The campaign, despite its utter immorality, extended to defame the Egyptians state itself, its figures, army, official and media authorities.
The terrorist group issued an official statement the same day Mubarak died, describing him of a “tyrant” who spread injustice and repression among Egyptians and dismantled Egypt’s social fabric.
The statement further said all the tyrants of Egypt should reckon such day – referring to death – and be afraid of god’s punishment that no power on earth could deter.
The highlights how the Muslim Brotherhood are dealing with double personality, as they themselves have been seeking power since the group was founded.
During Mubarak’s era, the Muslim Brotherhood ran in the 2005 parliamentary elections as independents, not members of the group, and won 88 seats in parliament, despite that they accused the government of fraud.
They also renewed in 2010, during Mubarak’s reign as well, the group’s refusal to Christians or women to assume presidency in Egypt, and after the revolution started, they rapidly started scheming to attribute it to themselves and then rule the country.
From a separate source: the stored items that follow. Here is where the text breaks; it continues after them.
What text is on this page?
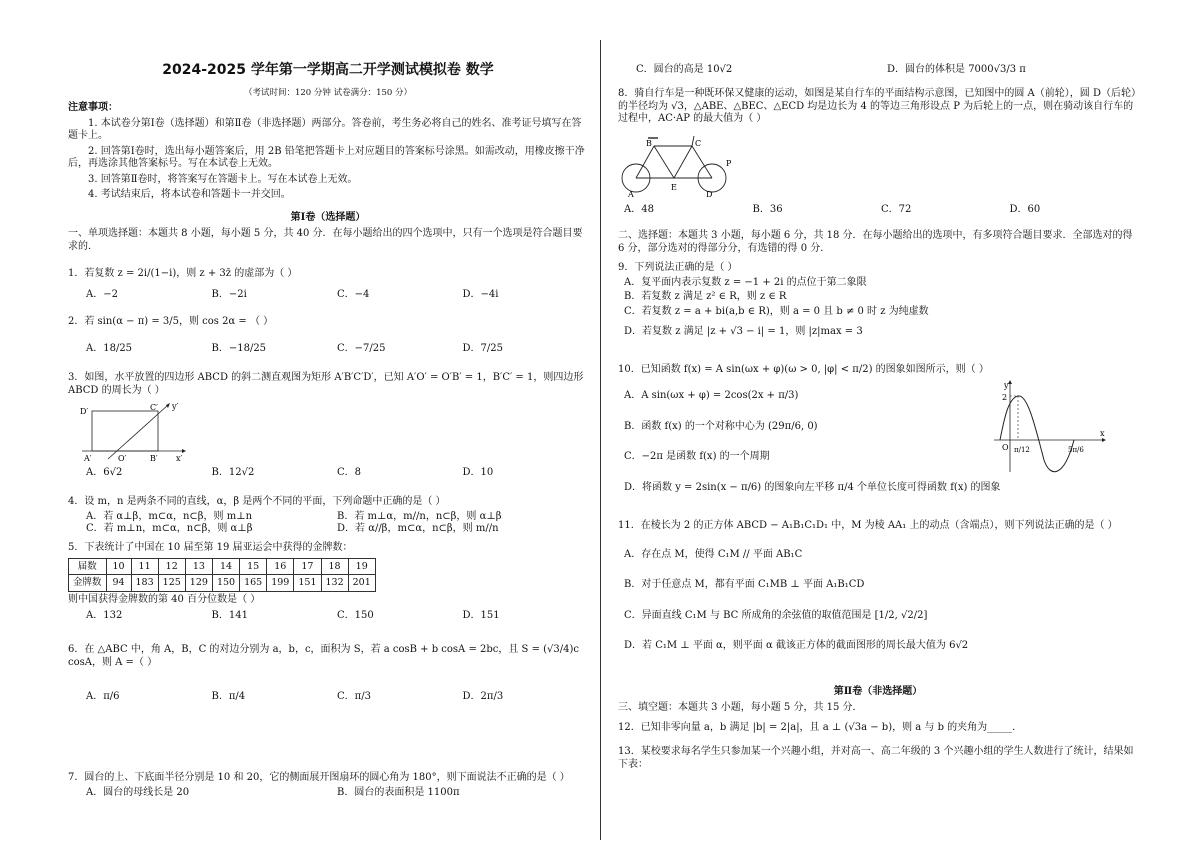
2024-2025 学年第一学期高二开学测试模拟卷 数学
（考试时间：120 分钟 试卷满分：150 分）
注意事项：
1. 本试卷分第Ⅰ卷（选择题）和第Ⅱ卷（非选择题）两部分。答卷前，考生务必将自己的姓名、准考证号填写在答题卡上。
2. 回答第Ⅰ卷时，选出每小题答案后，用 2B 铅笔把答题卡上对应题目的答案标号涂黑。如需改动，用橡皮擦干净后，再选涂其他答案标号。写在本试卷上无效。
3. 回答第Ⅱ卷时，将答案写在答题卡上。写在本试卷上无效。
4. 考试结束后，将本试卷和答题卡一并交回。
第Ⅰ卷（选择题）
一、单项选择题：本题共 8 小题，每小题 5 分，共 40 分．在每小题给出的四个选项中，只有一个选项是符合题目要求的．
1．若复数 z = 2i/(1−i)，则 z + 3z̄ 的虚部为（ ）
A．−2	B．−2i	C．−4	D．−4i
2．若 sin(α − π) = 3/5，则 cos 2α = （ ）
A．18/25	B．−18/25	C．−7/25	D．7/25
3．如图，水平放置的四边形 ABCD 的斜二测直观图为矩形 A′B′C′D′，已知 A′O′ = O′B′ = 1，B′C′ = 1，则四边形 ABCD 的周长为（ ）
D′	C′
A′	O′	B′ x′
y′
A．6√2	B．12√2	C．8	D．10
4．设 m，n 是两条不同的直线，α，β 是两个不同的平面，下列命题中正确的是（ ）
A．若 α⊥β，m⊂α，n⊂β，则 m⊥n	B．若 m⊥α，m//n，n⊂β，则 α⊥β
C．若 m⊥n，m⊂α，n⊂β，则 α⊥β	D．若 α//β，m⊂α，n⊂β，则 m//n
5．下表统计了中国在 10 届至第 19 届亚运会中获得的金牌数：
届数	10	11	12	13	14	15	16	17	18	19
金牌数	94	183	125	129	150	165	199	151	132	201
则中国获得金牌数的第 40 百分位数是（ ）
A．132	B．141	C．150	D．151
6．在 △ABC 中，角 A，B，C 的对边分别为 a，b，c，面积为 S，若 a cosB + b cosA = 2bc，且 S = (√3/4)c cosA，则 A =（ ）
A．π/6	B．π/4	C．π/3	D．2π/3
7．圆台的上、下底面半径分别是 10 和 20，它的侧面展开图扇环的圆心角为 180°，则下面说法不正确的是（ ）
A．圆台的母线长是 20	B．圆台的表面积是 1100π
C．圆台的高是 10√2	D．圆台的体积是 7000√3/3 π
8．骑自行车是一种既环保又健康的运动，如图是某自行车的平面结构示意图，已知图中的圆 A（前轮），圆 D（后轮）的半径均为 √3，△ABE、△BEC、△ECD 均是边长为 4 的等边三角形设点 P 为后轮上的一点，则在骑动该自行车的过程中，AC·AP 的最大值为（ ）
A
B	C
D
E
P
A．48	B．36	C．72	D．60
二、选择题：本题共 3 小题，每小题 6 分，共 18 分．在每小题给出的选项中，有多项符合题目要求．全部选对的得 6 分，部分选对的得部分分，有选错的得 0 分．
9．下列说法正确的是（ ）
A．复平面内表示复数 z = −1 + 2i 的点位于第二象限
B．若复数 z 满足 z² ∈ R，则 z ∈ R
C．若复数 z = a + bi(a,b ∈ R)，则 a = 0 且 b ≠ 0 时 z 为纯虚数
D．若复数 z 满足 |z + √3 − i| = 1，则 |z|max = 3
10．已知函数 f(x) = A sin(ωx + φ)(ω > 0, |φ| < π/2) 的图象如图所示，则（ ）
A．A sin(ωx + φ) = 2cos(2x + π/3)
B．函数 f(x) 的一个对称中心为 (29π/6, 0)
C．−2π 是函数 f(x) 的一个周期
D．将函数 y = 2sin(x − π/6) 的图象向左平移 π/4 个单位长度可得函数 f(x) 的图象
y
x
O
2
π/12	5π/6
11．在棱长为 2 的正方体 ABCD − A₁B₁C₁D₁ 中，M 为棱 AA₁ 上的动点（含端点），则下列说法正确的是（ ）
A．存在点 M，使得 C₁M // 平面 AB₁C
B．对于任意点 M，都有平面 C₁MB ⊥ 平面 A₁B₁CD
C．异面直线 C₁M 与 BC 所成角的余弦值的取值范围是 [1/2, √2/2]
D．若 C₁M ⊥ 平面 α，则平面 α 截该正方体的截面图形的周长最大值为 6√2
第Ⅱ卷（非选择题）
三、填空题：本题共 3 小题，每小题 5 分，共 15 分．
12．已知非零向量 a，b 满足 |b| = 2|a|，且 a ⊥ (√3a − b)，则 a 与 b 的夹角为_____．
13．某校要求每名学生只参加某一个兴趣小组，并对高一、高二年级的 3 个兴趣小组的学生人数进行了统计，结果如下表：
The dispute between the terrorist group and the Mubarak era also reinforced the testimony of the former president towards the group, in the events of storming prisons, after the revolution of January 25, 2011.
On December 26, 2018, Mubarak testified on Wednesday in the re-trial of ousted president Mohamed Morsi and others in the case known in the media as the “jailbreak trial.”
The case dates back to violent incidents surrounding a jail breakout after 28 January 2011.
In June 2015, a Cairo criminal court sentenced Morsi and five other top Brotherhood figures, including Mohamed Badie, Saad El-Katatni and Essam El-Erian, to death over charges of damaging and setting fire to prison buildings, murder, attempted murder, looting prison weapons depots and releasing prisoners while escaping from the Wadi El-Natroun prison.
Mubarak told the court that the tunnels between Gaza and Egypt had existed long before the 25 January revolution and that they were mostly used to transfer food commodities and other goods.
When asked by the judge whether the tunnels were used during the early days of 25 January revolution, Mubarak declined to answer without permission from the president and the commandership of the Armed Forces to speak on the matter.
Nevertheless, he stated that former head of the general intelligence service Omar Suleiman informed him on 29 January that about 800 militants had infiltrated the eastern border through the tunnels, but he did not inform him about the nationality of those militants or the reasons for their entry.
Mubarak said during his testimony that before 25 January the Egyptian general intelligence service was following the meetings of the members of the international Muslim Brotherhood organization and coordination between them.
Mubarak passed away on February 25 at the age of 91.